Qualche settimana fa, ho iniziato una serie di articoli che spiegano quando conviene aggiungere un determinato numero di copie delle carte del nostro mazzo. Ho già descritto i casi di quattro copie in Quattro copie e di tre copie in Tre è il numero perfetto.

Oggi aggiungeremo un altro capitolo a quella saga. Come potete immaginare dai due articoli precedenti (o semplicemente leggendo il titolo di questo articolo), oggi parleremo del numero successivo: due!

Quali sono quindi i motivi per giocare due copie di una carta nel nostro mazzo?

Due è il numero più complicato con cui costruire i mazzi. Nel caso di quattro copie, il motivo è semplice: le vogliamo pescare il più spesso possibile. Nel caso di tre copie, significa che le vogliamo pescare solo qualche volta e non più di una. E nel caso di due copie? Due è un numero un po’ anomalo.

In generale, due è un numero che generalmente uso raramente. Quando qualcuno mi mostra una lista con molte carte in doppia copia, è spesso un segno di un mazzo non ancora messo a punto: non sappiamo quale sia la carta giusta da giocare, quindi giochiamo varie carte in due copie.

Ci sono però motivi molto validi per farlo. Diamo un’occhiata a cinque motivi comuni per giocare una carta in doppia copia.

1. L’utilità della carta dipende molto dalla situazione

Alcune carte sono molto potenti in alcune tipologie di incontro, ma quasi inutili in altre. Spesso, queste carte vanno a far parte del sideboard, ma non sempre. A volte, il metagame o una debolezza del mazzo richiede di aggiungerne qualche copia nel mazzo principale.

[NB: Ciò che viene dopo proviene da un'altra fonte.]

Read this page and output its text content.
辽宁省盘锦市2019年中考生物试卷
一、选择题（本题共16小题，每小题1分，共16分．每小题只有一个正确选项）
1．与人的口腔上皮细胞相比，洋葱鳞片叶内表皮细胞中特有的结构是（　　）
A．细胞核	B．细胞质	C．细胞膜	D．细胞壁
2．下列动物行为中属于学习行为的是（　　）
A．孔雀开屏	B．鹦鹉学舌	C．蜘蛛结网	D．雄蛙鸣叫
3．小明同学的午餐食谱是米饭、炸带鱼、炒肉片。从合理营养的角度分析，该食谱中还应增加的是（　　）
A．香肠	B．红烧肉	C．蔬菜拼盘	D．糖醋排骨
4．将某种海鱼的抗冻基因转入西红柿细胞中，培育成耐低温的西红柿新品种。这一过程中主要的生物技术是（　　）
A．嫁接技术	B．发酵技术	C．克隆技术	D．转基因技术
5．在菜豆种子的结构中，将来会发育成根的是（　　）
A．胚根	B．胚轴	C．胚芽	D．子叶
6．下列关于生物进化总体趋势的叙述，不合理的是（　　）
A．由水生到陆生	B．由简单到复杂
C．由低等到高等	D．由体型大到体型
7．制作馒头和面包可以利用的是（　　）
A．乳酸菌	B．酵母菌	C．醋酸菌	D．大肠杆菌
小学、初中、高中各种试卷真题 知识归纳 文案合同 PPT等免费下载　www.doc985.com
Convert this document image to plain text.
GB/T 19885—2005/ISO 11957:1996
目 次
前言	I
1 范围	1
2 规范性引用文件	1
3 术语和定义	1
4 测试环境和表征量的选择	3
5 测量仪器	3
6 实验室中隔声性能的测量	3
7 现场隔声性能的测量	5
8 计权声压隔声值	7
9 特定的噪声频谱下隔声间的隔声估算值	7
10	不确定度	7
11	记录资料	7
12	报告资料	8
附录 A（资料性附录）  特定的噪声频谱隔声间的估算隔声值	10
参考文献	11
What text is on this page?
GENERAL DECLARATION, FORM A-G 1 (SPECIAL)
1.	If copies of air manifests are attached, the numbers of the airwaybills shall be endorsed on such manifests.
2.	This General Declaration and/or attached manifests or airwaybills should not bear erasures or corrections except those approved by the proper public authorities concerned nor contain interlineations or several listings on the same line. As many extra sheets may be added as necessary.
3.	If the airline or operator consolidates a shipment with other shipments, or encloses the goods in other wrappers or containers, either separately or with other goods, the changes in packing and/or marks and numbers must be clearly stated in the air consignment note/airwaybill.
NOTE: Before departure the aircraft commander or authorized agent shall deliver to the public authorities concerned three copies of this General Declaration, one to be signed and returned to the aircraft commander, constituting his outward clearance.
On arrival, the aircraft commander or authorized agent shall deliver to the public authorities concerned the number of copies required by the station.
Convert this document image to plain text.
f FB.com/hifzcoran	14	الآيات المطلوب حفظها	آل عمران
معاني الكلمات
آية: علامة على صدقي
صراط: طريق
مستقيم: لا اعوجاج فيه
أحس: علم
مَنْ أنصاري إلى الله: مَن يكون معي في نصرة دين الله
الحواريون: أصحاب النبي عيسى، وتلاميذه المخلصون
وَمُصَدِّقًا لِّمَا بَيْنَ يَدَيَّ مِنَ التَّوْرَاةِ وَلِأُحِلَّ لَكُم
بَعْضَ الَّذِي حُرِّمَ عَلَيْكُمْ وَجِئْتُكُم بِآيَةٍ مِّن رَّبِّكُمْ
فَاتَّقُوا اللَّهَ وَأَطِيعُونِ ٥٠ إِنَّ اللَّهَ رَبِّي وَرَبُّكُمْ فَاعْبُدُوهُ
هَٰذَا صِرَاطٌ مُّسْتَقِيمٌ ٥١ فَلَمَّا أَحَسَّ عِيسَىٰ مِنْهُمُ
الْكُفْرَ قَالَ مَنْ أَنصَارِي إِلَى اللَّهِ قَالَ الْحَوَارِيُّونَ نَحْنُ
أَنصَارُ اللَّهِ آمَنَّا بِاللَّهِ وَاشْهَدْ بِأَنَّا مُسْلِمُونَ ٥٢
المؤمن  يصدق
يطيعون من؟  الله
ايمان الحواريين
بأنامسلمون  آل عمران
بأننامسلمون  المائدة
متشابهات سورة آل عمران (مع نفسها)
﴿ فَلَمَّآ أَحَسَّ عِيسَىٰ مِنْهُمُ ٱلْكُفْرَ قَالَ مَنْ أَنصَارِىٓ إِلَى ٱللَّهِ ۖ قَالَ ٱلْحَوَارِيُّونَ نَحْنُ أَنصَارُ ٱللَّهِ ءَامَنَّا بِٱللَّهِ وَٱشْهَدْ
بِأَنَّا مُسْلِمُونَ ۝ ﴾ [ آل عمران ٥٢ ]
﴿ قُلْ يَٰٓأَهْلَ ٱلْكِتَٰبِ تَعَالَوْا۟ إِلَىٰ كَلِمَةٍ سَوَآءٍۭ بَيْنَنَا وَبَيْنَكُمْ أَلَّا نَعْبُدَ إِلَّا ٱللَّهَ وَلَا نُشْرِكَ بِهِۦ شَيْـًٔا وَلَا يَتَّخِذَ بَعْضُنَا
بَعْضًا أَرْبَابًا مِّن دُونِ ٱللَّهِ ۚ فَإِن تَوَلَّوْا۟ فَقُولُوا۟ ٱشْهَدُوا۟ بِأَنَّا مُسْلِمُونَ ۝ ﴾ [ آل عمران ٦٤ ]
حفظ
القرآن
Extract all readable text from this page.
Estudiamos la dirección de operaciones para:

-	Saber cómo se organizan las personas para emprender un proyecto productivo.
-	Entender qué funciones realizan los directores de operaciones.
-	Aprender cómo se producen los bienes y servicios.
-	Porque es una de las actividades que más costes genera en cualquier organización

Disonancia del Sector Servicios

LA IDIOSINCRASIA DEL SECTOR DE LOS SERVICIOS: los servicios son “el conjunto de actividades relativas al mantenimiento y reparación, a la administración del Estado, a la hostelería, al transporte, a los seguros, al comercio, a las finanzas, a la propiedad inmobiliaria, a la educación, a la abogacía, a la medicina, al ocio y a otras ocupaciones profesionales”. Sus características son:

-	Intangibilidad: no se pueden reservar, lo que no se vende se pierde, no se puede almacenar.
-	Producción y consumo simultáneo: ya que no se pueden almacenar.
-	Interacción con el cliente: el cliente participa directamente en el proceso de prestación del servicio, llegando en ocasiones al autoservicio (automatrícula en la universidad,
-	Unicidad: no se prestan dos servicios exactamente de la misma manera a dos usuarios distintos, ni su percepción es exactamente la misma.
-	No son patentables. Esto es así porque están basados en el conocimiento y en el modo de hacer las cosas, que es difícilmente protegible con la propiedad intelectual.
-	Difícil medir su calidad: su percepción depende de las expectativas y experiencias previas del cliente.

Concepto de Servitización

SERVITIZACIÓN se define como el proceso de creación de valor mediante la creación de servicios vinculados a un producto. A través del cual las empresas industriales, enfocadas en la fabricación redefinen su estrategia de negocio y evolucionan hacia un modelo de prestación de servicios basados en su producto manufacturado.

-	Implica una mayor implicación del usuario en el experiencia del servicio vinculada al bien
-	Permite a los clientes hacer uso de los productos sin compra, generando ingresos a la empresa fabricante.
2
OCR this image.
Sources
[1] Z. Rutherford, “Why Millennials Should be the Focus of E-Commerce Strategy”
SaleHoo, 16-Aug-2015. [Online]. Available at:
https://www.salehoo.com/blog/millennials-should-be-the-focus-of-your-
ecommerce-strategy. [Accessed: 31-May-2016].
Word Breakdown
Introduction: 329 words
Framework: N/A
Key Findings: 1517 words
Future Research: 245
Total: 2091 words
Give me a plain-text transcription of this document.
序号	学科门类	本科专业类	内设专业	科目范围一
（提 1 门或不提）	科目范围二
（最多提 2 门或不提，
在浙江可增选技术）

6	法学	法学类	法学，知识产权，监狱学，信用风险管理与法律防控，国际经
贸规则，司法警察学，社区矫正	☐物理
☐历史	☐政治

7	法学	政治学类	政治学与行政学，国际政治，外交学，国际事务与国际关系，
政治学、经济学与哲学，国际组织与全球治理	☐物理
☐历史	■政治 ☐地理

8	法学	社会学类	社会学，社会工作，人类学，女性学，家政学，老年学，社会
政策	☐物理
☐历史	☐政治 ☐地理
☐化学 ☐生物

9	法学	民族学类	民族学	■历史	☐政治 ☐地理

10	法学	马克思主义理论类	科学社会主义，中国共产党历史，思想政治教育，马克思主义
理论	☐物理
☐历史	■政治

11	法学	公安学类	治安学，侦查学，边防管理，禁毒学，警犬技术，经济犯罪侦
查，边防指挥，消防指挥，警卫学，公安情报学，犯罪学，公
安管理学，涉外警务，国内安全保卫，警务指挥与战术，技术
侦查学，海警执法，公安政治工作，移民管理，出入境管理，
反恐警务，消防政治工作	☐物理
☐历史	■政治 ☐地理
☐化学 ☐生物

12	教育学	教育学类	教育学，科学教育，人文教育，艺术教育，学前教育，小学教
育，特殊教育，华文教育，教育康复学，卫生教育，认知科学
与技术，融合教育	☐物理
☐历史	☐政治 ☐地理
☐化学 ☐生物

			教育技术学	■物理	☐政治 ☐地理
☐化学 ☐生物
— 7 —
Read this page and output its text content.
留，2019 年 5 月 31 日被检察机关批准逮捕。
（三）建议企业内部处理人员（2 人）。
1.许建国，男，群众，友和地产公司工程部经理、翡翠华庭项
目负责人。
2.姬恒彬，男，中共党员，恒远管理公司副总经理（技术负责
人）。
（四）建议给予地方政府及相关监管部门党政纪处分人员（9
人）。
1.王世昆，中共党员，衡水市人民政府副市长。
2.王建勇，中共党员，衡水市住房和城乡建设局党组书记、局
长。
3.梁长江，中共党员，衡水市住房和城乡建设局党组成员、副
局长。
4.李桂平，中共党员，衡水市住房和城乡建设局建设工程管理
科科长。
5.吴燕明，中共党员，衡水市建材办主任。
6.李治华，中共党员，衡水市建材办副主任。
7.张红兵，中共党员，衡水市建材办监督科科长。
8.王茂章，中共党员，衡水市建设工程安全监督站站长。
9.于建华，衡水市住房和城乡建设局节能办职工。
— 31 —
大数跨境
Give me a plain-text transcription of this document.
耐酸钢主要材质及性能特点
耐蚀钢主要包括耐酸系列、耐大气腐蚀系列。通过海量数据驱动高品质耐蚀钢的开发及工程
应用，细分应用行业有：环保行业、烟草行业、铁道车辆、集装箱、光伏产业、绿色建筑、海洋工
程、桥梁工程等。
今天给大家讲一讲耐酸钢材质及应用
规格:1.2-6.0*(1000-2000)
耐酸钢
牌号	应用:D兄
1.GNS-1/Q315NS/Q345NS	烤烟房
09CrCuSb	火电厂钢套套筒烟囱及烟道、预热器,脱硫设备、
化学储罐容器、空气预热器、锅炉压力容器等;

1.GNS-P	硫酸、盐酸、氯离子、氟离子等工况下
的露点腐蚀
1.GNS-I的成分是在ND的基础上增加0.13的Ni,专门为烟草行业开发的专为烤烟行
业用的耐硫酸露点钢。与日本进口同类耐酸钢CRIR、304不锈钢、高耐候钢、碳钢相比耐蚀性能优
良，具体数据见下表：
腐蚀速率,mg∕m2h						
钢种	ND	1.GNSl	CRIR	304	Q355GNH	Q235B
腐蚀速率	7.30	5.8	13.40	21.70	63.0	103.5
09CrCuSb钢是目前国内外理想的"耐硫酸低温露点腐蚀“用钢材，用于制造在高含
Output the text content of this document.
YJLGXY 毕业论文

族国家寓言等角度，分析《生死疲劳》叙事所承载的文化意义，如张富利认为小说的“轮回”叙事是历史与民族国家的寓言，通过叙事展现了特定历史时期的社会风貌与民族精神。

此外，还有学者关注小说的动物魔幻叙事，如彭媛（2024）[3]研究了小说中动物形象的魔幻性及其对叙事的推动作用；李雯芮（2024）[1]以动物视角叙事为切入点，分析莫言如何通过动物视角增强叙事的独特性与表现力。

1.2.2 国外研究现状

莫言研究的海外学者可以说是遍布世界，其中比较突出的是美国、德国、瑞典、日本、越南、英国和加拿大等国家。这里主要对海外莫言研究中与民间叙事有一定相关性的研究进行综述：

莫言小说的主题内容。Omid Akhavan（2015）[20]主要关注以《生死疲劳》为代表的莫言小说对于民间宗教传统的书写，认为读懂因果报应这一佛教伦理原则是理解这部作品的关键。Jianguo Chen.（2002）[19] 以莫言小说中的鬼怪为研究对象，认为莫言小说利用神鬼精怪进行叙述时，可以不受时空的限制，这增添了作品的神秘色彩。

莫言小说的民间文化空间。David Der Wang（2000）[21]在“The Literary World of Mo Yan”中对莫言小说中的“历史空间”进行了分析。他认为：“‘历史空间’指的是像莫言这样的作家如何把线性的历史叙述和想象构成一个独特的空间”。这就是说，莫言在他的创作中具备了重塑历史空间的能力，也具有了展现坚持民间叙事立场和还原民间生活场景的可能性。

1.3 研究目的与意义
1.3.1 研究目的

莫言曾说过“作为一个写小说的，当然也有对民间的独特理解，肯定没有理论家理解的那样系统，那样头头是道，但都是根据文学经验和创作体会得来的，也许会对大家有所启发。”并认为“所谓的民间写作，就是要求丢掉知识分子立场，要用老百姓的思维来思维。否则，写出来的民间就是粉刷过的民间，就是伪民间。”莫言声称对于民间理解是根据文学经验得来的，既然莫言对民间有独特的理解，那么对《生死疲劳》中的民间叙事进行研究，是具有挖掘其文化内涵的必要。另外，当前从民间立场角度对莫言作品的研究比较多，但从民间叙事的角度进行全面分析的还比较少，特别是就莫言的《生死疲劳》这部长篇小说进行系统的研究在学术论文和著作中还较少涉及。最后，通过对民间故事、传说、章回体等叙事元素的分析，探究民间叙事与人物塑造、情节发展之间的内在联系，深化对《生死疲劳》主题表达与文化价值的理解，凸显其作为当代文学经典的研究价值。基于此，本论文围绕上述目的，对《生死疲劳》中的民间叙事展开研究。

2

Una carta tradizionalmente da sideboard può così essere presente anche nel mazzo principale.

Per esempio, immaginiamo che un elemento molto presente nel metagame sia dato da mazzi aggressivi neri e/o rossi. Dal sideboard aggiungeremmo l’Impeto di Rettitudine, ma, grazie alla popolarità di questi mazzi, potremmo giocare questa carta nel mazzo principale.

Nonostante l’Impeto non sia del tutto inutile contro altri mazzi... magari ci troveremo di fronte un mazzo midrange con qualche creatura nera... lo usiamo al meglio solo contro mazzi specifici. In alcune tipologie di incontro potrebbe essere una carta inutile.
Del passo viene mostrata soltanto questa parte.